When "not mandatory" still means compulsory

Sep 28 2009 by Derek Torres Print This Article

If you're reading this, odds are good that you live in a location already affected to some extent by H1N1, or as we like to say in French, "grippe porcine" (sorry, it sounds better than "swine flu").

To be honest, I'm having a hard time telling where the hysteria stops and the epidemic begins; with all the media coverage concerning the outbreak, the treatment, the vaccine, there's a lot to process. I just knew that I'd be seeing stories like this, and indeed they came.

The story in question is about a woman who is fired from her job from for refusing a mandatory vaccination.

Now, let's not get into the issue of whether or not the vaccination is a fine or horrible idea; most people seem to have their opinions and my goal isn't to change minds. The issue for me is whether or not an employer can use at-will employment or hide behind a state directive to enforce rules.

What we do know is that the American president has vowed that H1N1 vaccinations would not be mandatory. This is presumably directive. However, in this case, the state of New York overrode President Obama's pledge and made it mandatory for certain groups of people in NY state.
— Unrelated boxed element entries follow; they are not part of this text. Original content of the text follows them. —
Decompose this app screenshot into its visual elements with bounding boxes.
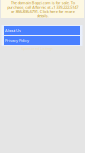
staticText: The domain Bopzi.com is for sale. To pur…	[7, 0, 78, 18]
staticText: About Us	[5, 28, 21, 33]
button[interactable]: About Us	[2, 25, 82, 36]
button[interactable]: The domain Bopzi.com is for sale. To pur…	[1, 0, 84, 18]
staticText: Sponsored Listings	[21, 46, 53, 51]
button[interactable]: Privacy Policy	[2, 35, 82, 46]
staticText: Privacy Policy	[5, 38, 29, 43]
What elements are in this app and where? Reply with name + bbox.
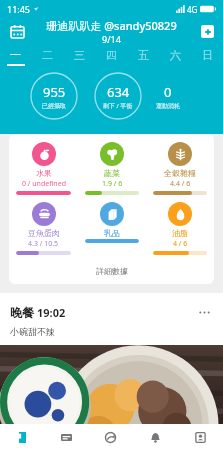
button[interactable]: 全穀雜糧: [146, 142, 214, 195]
button[interactable]: Add: [197, 21, 217, 41]
button[interactable]: Notifications: [133, 424, 178, 450]
staticText: 4.3 / 10.5: [28, 239, 59, 249]
staticText: 已經攝取: [42, 102, 66, 110]
button[interactable]: 水果: [9, 142, 78, 195]
button[interactable]: 日: [191, 44, 223, 66]
button[interactable]: 三: [63, 44, 95, 66]
staticText: 豆魚蛋肉: [28, 228, 60, 238]
staticText: 4G: [187, 4, 198, 15]
staticText: 三: [74, 48, 85, 62]
staticText: 四: [106, 48, 117, 62]
staticText: 全穀雜糧: [164, 168, 196, 178]
staticText: 4 / 6: [173, 239, 188, 249]
button[interactable]: Profile: [178, 424, 223, 450]
staticText: 634: [107, 83, 130, 101]
staticText: 4.4 / 6: [170, 179, 191, 189]
staticText: 蔬菜: [104, 168, 120, 178]
staticText: 詳細數據: [96, 266, 128, 276]
button[interactable]: Calendar: [6, 20, 28, 42]
button[interactable]: Feed: [44, 424, 88, 450]
staticText: 0: [164, 83, 172, 101]
staticText: 五: [138, 48, 149, 62]
staticText: 珊迪趴趴走 @sandy50829: [46, 18, 177, 33]
button[interactable]: 詳細數據: [9, 260, 214, 282]
button[interactable]: 蔬菜: [78, 142, 146, 195]
staticText: 水果: [36, 168, 52, 178]
staticText: 1.9 / 6: [102, 179, 123, 189]
button[interactable]: 四: [95, 44, 127, 66]
staticText: 955: [43, 83, 66, 101]
staticText: 日: [202, 48, 213, 62]
staticText: 二: [42, 48, 53, 62]
button[interactable]: 油脂: [146, 202, 214, 255]
staticText: 9/14: [102, 33, 121, 44]
button[interactable]: More options: [193, 301, 215, 323]
staticText: 一: [10, 48, 21, 62]
staticText: 晚餐: [10, 305, 34, 320]
button[interactable]: 634: [94, 72, 142, 120]
button[interactable]: Diary: [0, 424, 44, 450]
button[interactable]: 乳品: [78, 202, 146, 243]
staticText: 0 / undefined: [22, 179, 66, 189]
staticText: 剩下 / 平衡: [103, 102, 133, 110]
button[interactable]: 六: [159, 44, 191, 66]
staticText: 六: [170, 48, 181, 62]
staticText: 11:45: [7, 3, 31, 15]
staticText: 19:02: [37, 305, 66, 320]
button[interactable]: 955: [30, 72, 78, 120]
button[interactable]: 豆魚蛋肉: [9, 202, 78, 255]
staticText: 油脂: [172, 228, 188, 238]
button[interactable]: 五: [127, 44, 159, 66]
button[interactable]: Camera: [88, 424, 133, 450]
staticText: 乳品: [104, 228, 120, 238]
staticText: 運動消耗: [156, 102, 180, 110]
button[interactable]: 二: [31, 44, 63, 66]
button[interactable]: 一: [0, 44, 31, 66]
staticText: 小碗甜不辣: [10, 326, 55, 337]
The article in question brings up some excelleng questions whether or not such vaccinations were listed as conditions of employment in her work contract. It's also distrubing that the employee didn't have any right of appeal or period of reflection before dismissal.

I suppose some will liken this to another health issue when cigarettes were banned as a mandatory measure for public places and most office buildings. However, we're talking about seperate issues; cigaretts are know to be nothing good in terms of health. Vaccinations, especially the H1N1, does not yet have a known efficacy.

That reasoning not likely to be followed, we're likely to see and read about manny more cases such as this. In light of the hysteria surrounding this, let's hope cooler heads prevail.